Half prepared dishes littered the countertops.
There was the unmistakable sound of sizzling food.
Elrik turned to see a half-cooked leg of something, perhaps lamb, on a pan. It was still cooking on the stove.
The stairwell from the dungeons came up and into a kitchen. No, not just a simple kitchen, this was a kitchen fit for a palace
A tureen of dressing lay on one countertop. Sauces and syrups, half made, lay here and there. In a large pot a stew of some kind bubbled appetizingly.
Suddenly, Elrik’s stomach grumbled dangerously. He realized it had been a many, many days since he’d had anything substantial to eat.
Elrik grabbed a pair of tongs lying nearby and used them to spear the leg of lamb from the pan.
The meat tasted oily and delicious on his tongue.
Elrik sent a silent prayer of thanks to any listening deities.
He took another bite and looked around.
There had been people here.. many of them. A kitchen this size would require a large staff. More than five cooks working. It looked like a feast was being prepared - a large feast.
Elrik gingerly touched the edge of the pan with a finger.
The surface was still warm. They might have been here mere minutes ago.
They wouldn't have have upped and left in the middle of preparing a feast like this.. not unless they’d been ordered to..
For all his stealth and and subterfuge.. someone had sensed that he was loose and coming up the stairwell.
Elrik looked back to see Sherlot panting, just coming up from the long stairwell. The boy looked in rough shape.. He was doubled over, wheezing from the exertion.
Silently, Eric offered the meat with a gesture, but Sherlot shook his head, his face turning green at the thought.
Elrik turned back, to keep an eye on the room before them.
We need to keep moving
The words came to his lips, but he bit them back. The boy was pushing himself as far as he could.
He'd made a choice, dragging the young lord along. Now he had to bear the cost of that - come what may.
just a little farther..
...
They made their way through the mansion.
It was a mansion, the place they were in. The building above the dungeon was richly, even extravagantly appointed.
Paintings adorned the walls, dark gothic scapes of plains or mountains, in the rich oils popular in the imperium. The furniture was finely made, with not a dent or scratch, and artisans didn't come cheap in these lands.

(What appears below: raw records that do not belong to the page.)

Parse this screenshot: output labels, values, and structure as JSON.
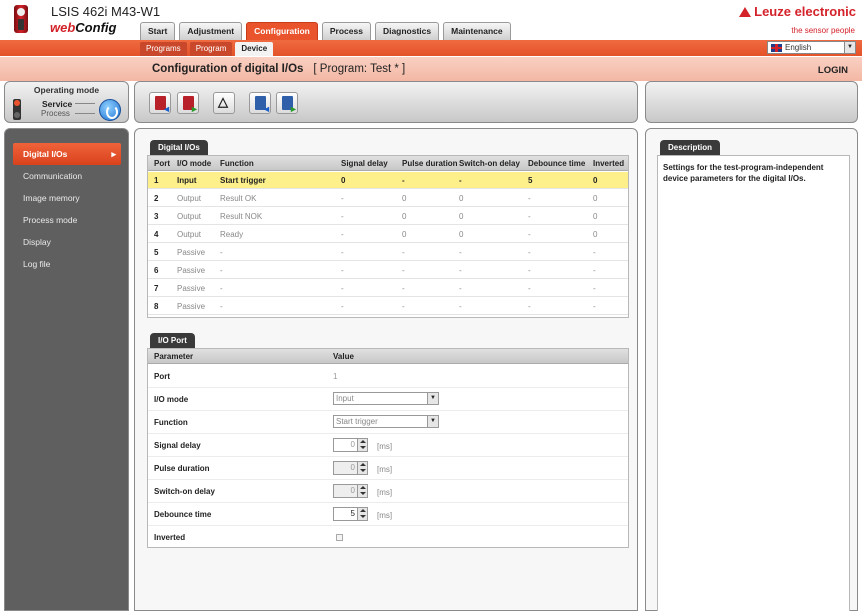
{
  "header": {
    "device": "LSIS 462i M43-W1",
    "app_web": "web",
    "app_config": "Config",
    "brand": "Leuze electronic",
    "tagline": "the sensor people"
  },
  "main_tabs": [
    "Start",
    "Adjustment",
    "Configuration",
    "Process",
    "Diagnostics",
    "Maintenance"
  ],
  "sub_tabs": [
    "Programs",
    "Program",
    "Device"
  ],
  "language": "English",
  "page": {
    "title": "Configuration of digital I/Os",
    "program": "[ Program: Test * ]",
    "login": "LOGIN"
  },
  "operating_mode": {
    "title": "Operating mode",
    "service": "Service",
    "process": "Process"
  },
  "nav": [
    "Digital I/Os",
    "Communication",
    "Image memory",
    "Process mode",
    "Display",
    "Log file"
  ],
  "digital_ios": {
    "tab": "Digital I/Os",
    "headers": [
      "Port",
      "I/O mode",
      "Function",
      "Signal delay",
      "Pulse duration",
      "Switch-on delay",
      "Debounce time",
      "Inverted"
    ],
    "rows": [
      [
        "1",
        "Input",
        "Start trigger",
        "0",
        "-",
        "-",
        "5",
        "0"
      ],
      [
        "2",
        "Output",
        "Result OK",
        "-",
        "0",
        "0",
        "-",
        "0"
      ],
      [
        "3",
        "Output",
        "Result NOK",
        "-",
        "0",
        "0",
        "-",
        "0"
      ],
      [
        "4",
        "Output",
        "Ready",
        "-",
        "0",
        "0",
        "-",
        "0"
      ],
      [
        "5",
        "Passive",
        "-",
        "-",
        "-",
        "-",
        "-",
        "-"
      ],
      [
        "6",
        "Passive",
        "-",
        "-",
        "-",
        "-",
        "-",
        "-"
      ],
      [
        "7",
        "Passive",
        "-",
        "-",
        "-",
        "-",
        "-",
        "-"
      ],
      [
        "8",
        "Passive",
        "-",
        "-",
        "-",
        "-",
        "-",
        "-"
      ]
    ]
  },
  "io_port": {
    "tab": "I/O Port",
    "header_param": "Parameter",
    "header_value": "Value",
    "port_label": "Port",
    "port_value": "1",
    "io_mode_label": "I/O mode",
    "io_mode_value": "Input",
    "function_label": "Function",
    "function_value": "Start trigger",
    "signal_delay_label": "Signal delay",
    "signal_delay_value": "0",
    "pulse_duration_label": "Pulse duration",
    "pulse_duration_value": "0",
    "switch_on_delay_label": "Switch-on delay",
    "switch_on_delay_value": "0",
    "debounce_label": "Debounce time",
    "debounce_value": "5",
    "inverted_label": "Inverted",
    "unit": "[ms]"
  },
  "description": {
    "tab": "Description",
    "text": "Settings for the test-program-independent device parameters for the digital I/Os."
  },
  "colors": {
    "accent": "#e9542d",
    "highlight_row": "#fdf08a",
    "brand": "#d4222a"
  }
}
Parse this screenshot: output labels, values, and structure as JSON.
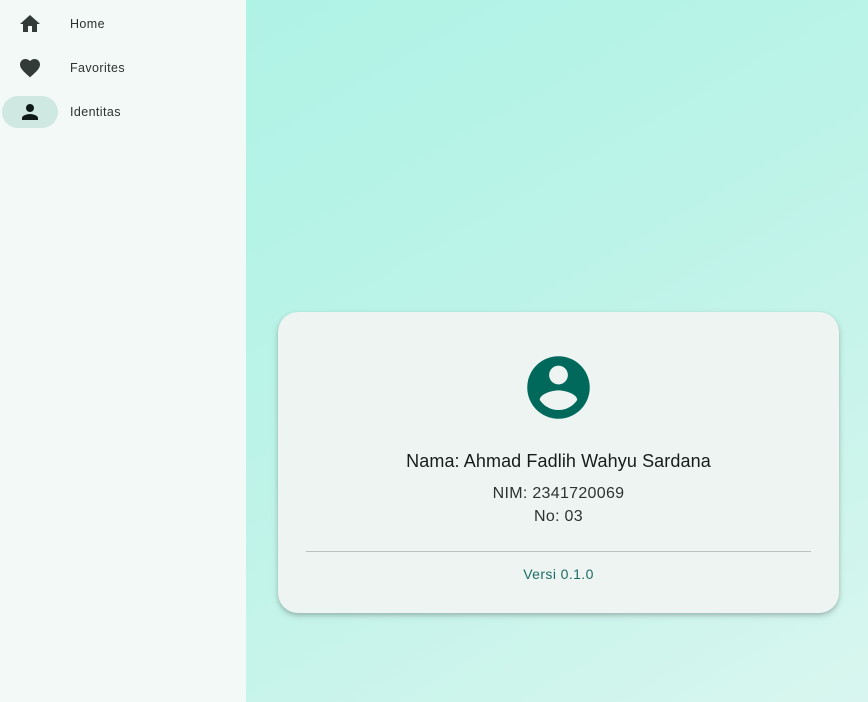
{
  "sidebar": {
    "items": [
      {
        "label": "Home",
        "icon": "home-icon",
        "active": false
      },
      {
        "label": "Favorites",
        "icon": "heart-icon",
        "active": false
      },
      {
        "label": "Identitas",
        "icon": "person-icon",
        "active": true
      }
    ]
  },
  "profile": {
    "avatar_icon": "account-circle-icon",
    "name": "Nama: Ahmad Fadlih Wahyu Sardana",
    "nim": "NIM: 2341720069",
    "no": "No: 03",
    "version": "Versi 0.1.0"
  },
  "colors": {
    "primary": "#00695c",
    "background_gradient_start": "#aff3e6",
    "background_gradient_end": "#d8f6ef",
    "sidebar_bg": "#f3f9f7",
    "active_indicator": "#cfe8e2",
    "card_bg": "#edf4f2"
  }
}
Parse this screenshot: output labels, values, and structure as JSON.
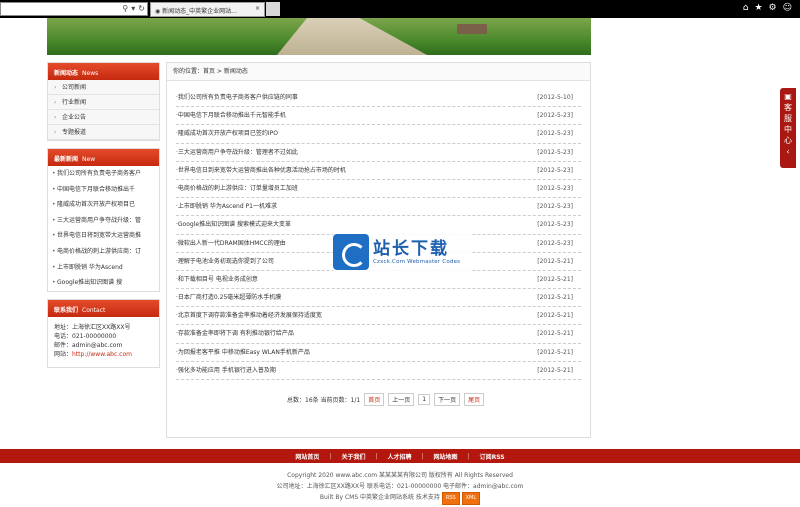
{
  "browser": {
    "tab_title": "新闻动态_中英繁企业网站...",
    "close_glyph": "×"
  },
  "sidebar": {
    "categories_title": "新闻动态",
    "categories_title_en": "News",
    "categories": [
      "公司新闻",
      "行业新闻",
      "企业公告",
      "专题报道"
    ],
    "latest_title": "最新新闻",
    "latest_title_en": "New",
    "latest": [
      "我们公司所有负责电子商务客户",
      "中国电信下月联合移动推出千",
      "隆威成功首次开放产权项目已",
      "三大运营商用户争夺战升级：管",
      "世界电信日将到宽带大运营商推",
      "电商价格战的刺上游供应商：订",
      "上市即脱销 华为Ascend",
      "Google推出知识图谱 搜"
    ],
    "contact_title": "联系我们",
    "contact_title_en": "Contact",
    "address": "地址：上海徐汇区XX路XX号",
    "phone": "电话：021-00000000",
    "email": "邮件：admin@abc.com",
    "site_label": "网站：",
    "site_link": "http://www.abc.com"
  },
  "main": {
    "breadcrumb": "你的位置：首页 > 新闻动态",
    "articles": [
      {
        "title": "·我们公司所有负责电子商务客户供应链的同事",
        "date": "[2012-5-10]"
      },
      {
        "title": "·中国电信下月联合移动推出千元智能手机",
        "date": "[2012-5-23]"
      },
      {
        "title": "·隆威成功首次开放产权项目已签约IPO",
        "date": "[2012-5-23]"
      },
      {
        "title": "·三大运营商用户争夺战升级：管理者不过如此",
        "date": "[2012-5-23]"
      },
      {
        "title": "·世界电信日到来宽带大运营商推出各种优惠活动抢占市场的时机",
        "date": "[2012-5-23]"
      },
      {
        "title": "·电商价格战的刺上游供应：订单量增员工加班",
        "date": "[2012-5-23]"
      },
      {
        "title": "·上市即脱销 华为Ascend P1一机难求",
        "date": "[2012-5-23]"
      },
      {
        "title": "·Google推出知识图谱 搜索模式迎来大变革",
        "date": "[2012-5-23]"
      },
      {
        "title": "·微软出人新一代DRAM国体HMCC的理由",
        "date": "[2012-5-23]"
      },
      {
        "title": "·理解于电池业务初现选你提到了公司",
        "date": "[2012-5-21]"
      },
      {
        "title": "·和下载相目号 电视业务成创意",
        "date": "[2012-5-21]"
      },
      {
        "title": "·日本厂商打造0.25毫米超薄防水手机膜",
        "date": "[2012-5-21]"
      },
      {
        "title": "·北京首度下调存款准备金率推动着经济发展保持适度宽",
        "date": "[2012-5-21]"
      },
      {
        "title": "·存款准备金率即将下调 有利推动银行给产品",
        "date": "[2012-5-21]"
      },
      {
        "title": "·为回报老客平推 中移动推Easy WLAN手机新产品",
        "date": "[2012-5-21]"
      },
      {
        "title": "·强化多功能应用 手机银行进入普及期",
        "date": "[2012-5-21]"
      }
    ],
    "pager": {
      "summary": "总数：16条  当前页数：1/1",
      "first": "首页",
      "prev": "上一页",
      "page": "1",
      "next": "下一页",
      "last": "尾页"
    }
  },
  "watermark": {
    "title": "站长下载",
    "subtitle": "Czxck.Com Webmaster Codes"
  },
  "float_label": [
    "客",
    "服",
    "中",
    "心"
  ],
  "float_arrow": "‹",
  "footer": {
    "nav": [
      "网站首页",
      "关于我们",
      "人才招聘",
      "网站地图",
      "订阅RSS"
    ],
    "copyright": "Copyright 2020 www.abc.com 某某某某有限公司 版权所有 All Rights Reserved",
    "address": "公司地址：上海徐汇区XX路XX号 联系电话：021-00000000 电子邮件：admin@abc.com",
    "powered": "Built By CMS 中英繁企业网站系统 技术支持",
    "badge_rss": "RSS",
    "badge_xml": "XML"
  },
  "colors": {
    "accent_red": "#c52a10",
    "footer_red": "#b3170d",
    "watermark_blue": "#1e6fc4"
  }
}
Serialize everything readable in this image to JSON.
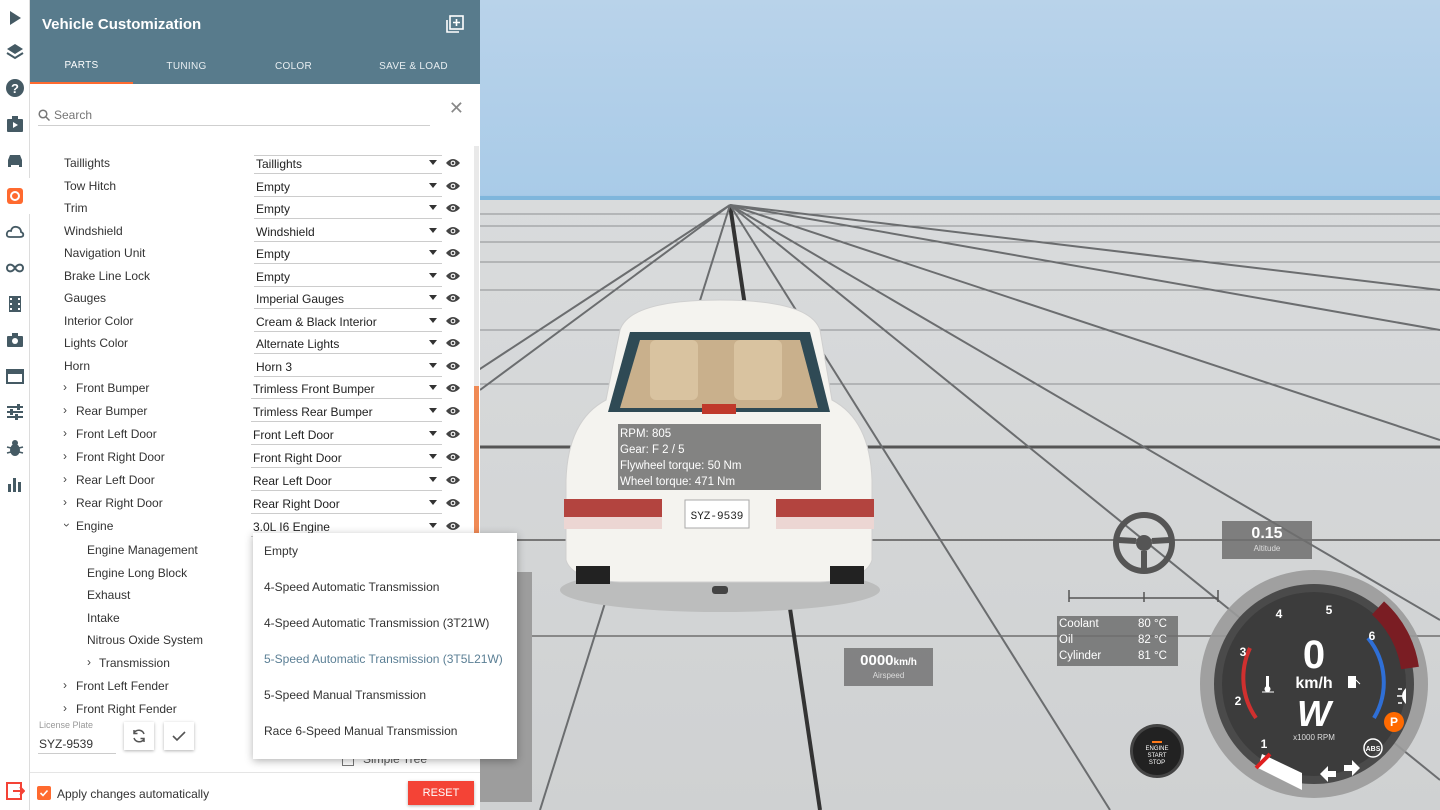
{
  "panel": {
    "title": "Vehicle Customization",
    "tabs": [
      {
        "label": "PARTS",
        "active": true
      },
      {
        "label": "TUNING",
        "active": false
      },
      {
        "label": "COLOR",
        "active": false
      },
      {
        "label": "SAVE & LOAD",
        "active": false
      }
    ],
    "search_placeholder": "Search"
  },
  "parts": [
    {
      "name": "Taillights",
      "value": "Taillights"
    },
    {
      "name": "Tow Hitch",
      "value": "Empty"
    },
    {
      "name": "Trim",
      "value": "Empty"
    },
    {
      "name": "Windshield",
      "value": "Windshield"
    },
    {
      "name": "Navigation Unit",
      "value": "Empty"
    },
    {
      "name": "Brake Line Lock",
      "value": "Empty"
    },
    {
      "name": "Gauges",
      "value": "Imperial Gauges"
    },
    {
      "name": "Interior Color",
      "value": "Cream & Black Interior"
    },
    {
      "name": "Lights Color",
      "value": "Alternate Lights"
    },
    {
      "name": "Horn",
      "value": "Horn 3"
    },
    {
      "name": "Front Bumper",
      "value": "Trimless Front Bumper"
    },
    {
      "name": "Rear Bumper",
      "value": "Trimless Rear Bumper"
    },
    {
      "name": "Front Left Door",
      "value": "Front Left Door"
    },
    {
      "name": "Front Right Door",
      "value": "Front Right Door"
    },
    {
      "name": "Rear Left Door",
      "value": "Rear Left Door"
    },
    {
      "name": "Rear Right Door",
      "value": "Rear Right Door"
    },
    {
      "name": "Engine",
      "value": "3.0L I6 Engine"
    },
    {
      "name": "Engine Management"
    },
    {
      "name": "Engine Long Block"
    },
    {
      "name": "Exhaust"
    },
    {
      "name": "Intake"
    },
    {
      "name": "Nitrous Oxide System"
    },
    {
      "name": "Transmission"
    },
    {
      "name": "Front Left Fender"
    },
    {
      "name": "Front Right Fender"
    }
  ],
  "dropdown": {
    "options": [
      "Empty",
      "4-Speed Automatic Transmission",
      "4-Speed Automatic Transmission (3T21W)",
      "5-Speed Automatic Transmission (3T5L21W)",
      "5-Speed Manual Transmission",
      "Race 6-Speed Manual Transmission"
    ],
    "selected": "5-Speed Automatic Transmission (3T5L21W)"
  },
  "license": {
    "label": "License Plate",
    "value": "SYZ-9539"
  },
  "simple_tree": "Simple Tree",
  "footer": {
    "apply_label": "Apply changes automatically",
    "reset_label": "RESET"
  },
  "hud": {
    "debug": [
      "RPM: 805",
      "Gear: F 2 / 5",
      "Flywheel torque: 50 Nm",
      "Wheel torque: 471 Nm"
    ],
    "airspeed_value": "0000",
    "airspeed_unit": "km/h",
    "airspeed_label": "Airspeed",
    "altitude_value": "0.15",
    "altitude_label": "Altitude",
    "temps": [
      {
        "name": "Coolant",
        "value": "80 °C"
      },
      {
        "name": "Oil",
        "value": "82 °C"
      },
      {
        "name": "Cylinder",
        "value": "81 °C"
      }
    ],
    "engine_button": [
      "ENGINE",
      "START",
      "STOP"
    ],
    "gauge": {
      "speed": "0",
      "unit": "km/h",
      "gear": "W",
      "rpm_label": "x1000 RPM",
      "ticks": [
        "1",
        "2",
        "3",
        "4",
        "5",
        "6"
      ],
      "abs_label": "ABS",
      "parking_label": "P"
    },
    "license_plate_text": "SYZ-9539"
  },
  "colors": {
    "header": "#587b8c",
    "accent": "#ff6a2f",
    "reset": "#f44336"
  }
}
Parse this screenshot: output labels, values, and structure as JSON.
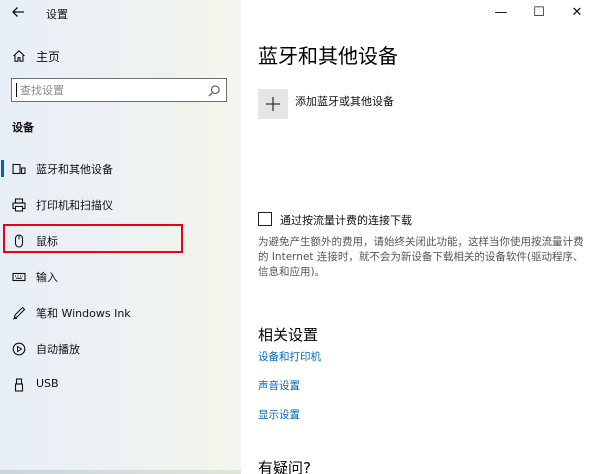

The floors were draped in long luxurious rugs.
Elrik felt like he was watching himself from the outside, as he stalked the halls. In one corner of his mind, the thought arrived that he looked utterly, comically out of place here.
They were two dirty, injured, blood spattered recent prisoners, walking through these halls. They were a sight for sore eyes - barely held upright by the tension of their escape.
If some butler appeared now and gave them a sneer, Elrik genuinely wasn't sure if he wouldn’t wilt in shame.
But there were no people.
No butlers appeared. No footmen, no maids, no valets. Just tall empty hallways that echoed with their steps.
Elrik was not getting a good feeling about this.
They were heading towards what Elrik hoped was an exit - since the door of the kitchen was wrought iron and seemed sealed shut - when they turned corner into a pleasant airy entryway.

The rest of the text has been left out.